The U.S. dollar is a unique currency for many reasons, though the reasons that matter most are not necessarily widely known.
Prior to 1971, the U.S. dollar was bound to the gold standard - or at least that is what the world operated under the belief of. The filmmakers highlight that the International Monetary Fund reports that in 1966, foreign central banks and governments held 14 billion U.S. dollars. While the United States did have $13.2 billion in gold reserves, most of that was needed to cover domestic holdings and only $3.2 billion of it was available for foreign holdings. What that means is the U.S. was printing more money than it could cover, and inflation naturally ensued. To quell the fire, the Richard Nixon presidential administration took the dollar off the gold standard and made it a debt-based currency.

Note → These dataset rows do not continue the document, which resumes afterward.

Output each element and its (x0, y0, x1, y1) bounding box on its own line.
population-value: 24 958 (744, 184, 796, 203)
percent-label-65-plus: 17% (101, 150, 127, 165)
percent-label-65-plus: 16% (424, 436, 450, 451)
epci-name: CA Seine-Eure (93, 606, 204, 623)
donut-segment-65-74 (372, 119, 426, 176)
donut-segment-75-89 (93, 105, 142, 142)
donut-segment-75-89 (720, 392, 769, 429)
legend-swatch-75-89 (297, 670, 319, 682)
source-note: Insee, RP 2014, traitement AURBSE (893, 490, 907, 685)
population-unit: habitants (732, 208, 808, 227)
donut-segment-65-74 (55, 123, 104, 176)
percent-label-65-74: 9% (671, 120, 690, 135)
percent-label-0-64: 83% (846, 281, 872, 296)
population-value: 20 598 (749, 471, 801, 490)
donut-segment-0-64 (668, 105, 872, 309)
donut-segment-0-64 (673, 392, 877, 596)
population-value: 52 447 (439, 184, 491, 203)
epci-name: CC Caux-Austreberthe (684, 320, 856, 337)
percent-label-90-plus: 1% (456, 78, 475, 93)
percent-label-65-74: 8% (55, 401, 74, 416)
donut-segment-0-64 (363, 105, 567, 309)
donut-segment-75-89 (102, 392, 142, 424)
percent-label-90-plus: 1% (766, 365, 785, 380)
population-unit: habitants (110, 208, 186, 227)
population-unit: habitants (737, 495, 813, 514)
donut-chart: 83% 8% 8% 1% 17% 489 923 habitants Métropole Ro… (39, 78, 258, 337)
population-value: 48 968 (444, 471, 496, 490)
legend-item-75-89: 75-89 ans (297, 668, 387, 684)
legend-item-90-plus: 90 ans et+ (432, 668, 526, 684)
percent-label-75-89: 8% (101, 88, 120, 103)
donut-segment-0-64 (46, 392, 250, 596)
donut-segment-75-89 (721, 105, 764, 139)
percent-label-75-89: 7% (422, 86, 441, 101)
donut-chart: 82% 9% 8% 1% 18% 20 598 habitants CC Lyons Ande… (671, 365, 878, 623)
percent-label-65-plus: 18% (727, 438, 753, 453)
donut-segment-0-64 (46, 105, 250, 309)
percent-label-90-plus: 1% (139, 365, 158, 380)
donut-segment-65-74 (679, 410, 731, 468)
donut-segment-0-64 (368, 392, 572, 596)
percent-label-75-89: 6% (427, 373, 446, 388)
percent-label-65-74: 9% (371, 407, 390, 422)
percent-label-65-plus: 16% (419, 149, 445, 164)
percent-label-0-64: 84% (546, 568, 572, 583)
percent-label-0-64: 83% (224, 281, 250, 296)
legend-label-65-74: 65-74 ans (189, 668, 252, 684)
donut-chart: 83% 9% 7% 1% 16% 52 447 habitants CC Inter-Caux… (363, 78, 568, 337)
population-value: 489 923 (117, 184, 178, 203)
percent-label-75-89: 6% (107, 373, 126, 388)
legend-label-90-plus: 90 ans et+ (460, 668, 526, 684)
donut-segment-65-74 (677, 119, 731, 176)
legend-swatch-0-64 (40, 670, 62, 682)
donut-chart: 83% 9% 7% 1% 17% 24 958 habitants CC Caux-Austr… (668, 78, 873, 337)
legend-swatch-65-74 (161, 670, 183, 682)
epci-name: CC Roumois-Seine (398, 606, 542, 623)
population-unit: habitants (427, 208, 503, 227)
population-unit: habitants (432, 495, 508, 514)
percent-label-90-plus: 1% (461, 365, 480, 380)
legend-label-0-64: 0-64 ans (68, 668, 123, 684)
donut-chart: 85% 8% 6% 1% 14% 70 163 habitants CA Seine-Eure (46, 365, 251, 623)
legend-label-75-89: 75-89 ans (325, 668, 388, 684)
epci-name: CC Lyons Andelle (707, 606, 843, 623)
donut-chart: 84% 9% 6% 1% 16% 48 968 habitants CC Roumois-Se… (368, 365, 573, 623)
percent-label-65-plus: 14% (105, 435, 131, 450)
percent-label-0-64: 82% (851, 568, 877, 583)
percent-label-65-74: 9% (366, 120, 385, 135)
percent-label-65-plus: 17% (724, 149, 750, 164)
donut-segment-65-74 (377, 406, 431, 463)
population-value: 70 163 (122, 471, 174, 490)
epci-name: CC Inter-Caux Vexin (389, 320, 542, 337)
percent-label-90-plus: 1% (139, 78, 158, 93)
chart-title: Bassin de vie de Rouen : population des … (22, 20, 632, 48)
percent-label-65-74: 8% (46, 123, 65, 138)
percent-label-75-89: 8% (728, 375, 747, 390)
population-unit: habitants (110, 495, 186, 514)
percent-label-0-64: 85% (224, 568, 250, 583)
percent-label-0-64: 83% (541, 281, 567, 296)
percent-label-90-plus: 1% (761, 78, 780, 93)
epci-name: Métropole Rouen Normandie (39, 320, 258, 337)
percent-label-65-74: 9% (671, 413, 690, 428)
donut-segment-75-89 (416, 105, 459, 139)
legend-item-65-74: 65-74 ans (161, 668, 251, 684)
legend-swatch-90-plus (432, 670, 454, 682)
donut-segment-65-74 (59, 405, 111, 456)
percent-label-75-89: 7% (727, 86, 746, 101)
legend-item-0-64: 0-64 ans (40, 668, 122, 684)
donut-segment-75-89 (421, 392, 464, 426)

Through various political arrangements, the filmmakers suggest that the U.S. then tied the dollar to oil trade to keep its demand up, a system that remained in place at America's convenience until the year 2000 - right before 9/11, mind you - when Iraqi leader Saddam Hussein declared he was shifting their oil trade from the dollar to the euro. This is said to be the catalyst behind all the post-9/11 military action, not anti-terrorism efforts, and that these dollar-undermining decisions by foreign governments continue to shape the U.S. military agenda today in regards to policy against Russia and Syria.